A TV spot for "The Jungle," a local children's playplace, asked a rhetorical question: "Where would you rather play? At home, or at the Jungle?" The "at home" scene depicted a monochrome shot of a couple kids playing on a Nintendo 64, looking bored, with the caption "Bo-o-ring!" in the upper left corner.
There has been quite a few "public service announcement" that take jabs at iPods, Video Games, computers, and T.V in general, showing the kids using said brands are bored and dull, but then step outside with colorful cartoon characters and famous athletes and look like they're having the time of their lives.
An advertisement for a "Love Checker" app for cell phones often changes the names of the two fake people, but they always have "3%" chance of success. One of the name pairs for that commercial? "Selena" and "Justin".
A recent Mr. Muscle commercial has the slogan of being "cheaper than a plumber". However, this seems to be an unbelievably dumb attempt, as a bottle of kitchen cleaner is bound to be cheaper than a guy who comes to your house and rearranges your piping (as if we didn't know).
No Nonsense once promoted their hosiery with the slogan "Great pantyhose are made, not hatched," a clear Take That to competitor L'eggs.
The British climate change group "10:10" has a very violent Take That directed against global warming skeptics. Viewer discretion advised.
Due to the general decline of the medium, newspaper ad wars in the U.S. are nowhere near this vicious anymore. Nevertheless, in the New York area, where three daily papers survive, there have been some in the past:
The New York Post once ran a radio ad promising prospective readers they'd be "ahead of the times and on top of the news", phrases not coincidentally incorporating the names of their two competitors.
In a mid-80s TV ad, one of the two tabloids (can't remember which) ran a TV ad in which voices singing "Take Me Out to the Ball Game" were complemented by the words on screen and a bouncing football on whatever one they were singing. Only by the second line the voices were starting to lose their rhythm and go off-key, leaving the bouncing football unsure of where to go. The (ahem) kicker? The words were in the same Old English font that The New York Times uses for the name of the paper. It was a clear Take That to the Times' sports coverage, which up to that time was notoriously the weakest section of the paper (since then it's been greatly improved).
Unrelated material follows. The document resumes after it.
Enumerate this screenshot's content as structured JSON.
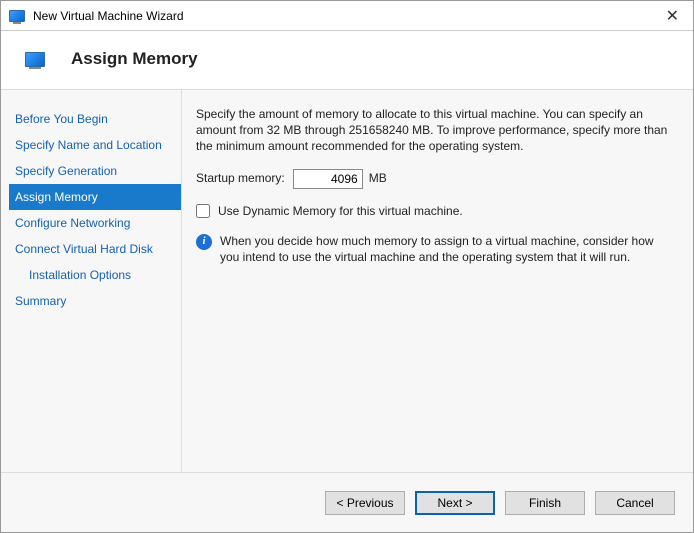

Newspaper wars in India are quite vicious, with brands calling out the competitors aggressively.
An ad for the recently-launched Pune edition of Times of India, which sold one million copies- "Thank you Pune. There's nothing left to EXPRESS"- attacking the long-running daily Indian Express. Not taking it lightly, Indian Express shot back with an ad depicting a bathroom roll of paper with the Times of India masthead, and that part torn, saying "Not everyone of the one million buy the Times of India to read it".
Lately, a very aggressive war between the Times of India and the Hindu has started, since the Times of India launched its Chennai edition. The Times of India ad showed Chennai as a very sleepy place, with sleepy people, including one with a copy of the Hindu in his pocket, in a "Wake Up Chennai" ad. The Hindu shot back with a whole lot of young people, college-goers and professionals, with poor general knowledge, who know everything about celebrities' personal lives- and read the Times of India. They even ran a print ad saying "Because Government malfunctions matter more than wardrobe malfunctions", still poking fun at TOI's tabloid style of reporting and editing. Funnily enough, that was a full-page front-page ad on the Times of India itself, but they still kept poking, congratulating the competitor for waking up to the competition.
A sign above an auto insurance company that read, "No lizards. No cavemen. Just great service."
Somewhere, a small-town gym chain ran a radio ad bragging about its unpretentiousness. It ended with the narrator saying "So, if you think you're made of gold or from another planet, you may not like it here." Hmm ... who could they be thinking about?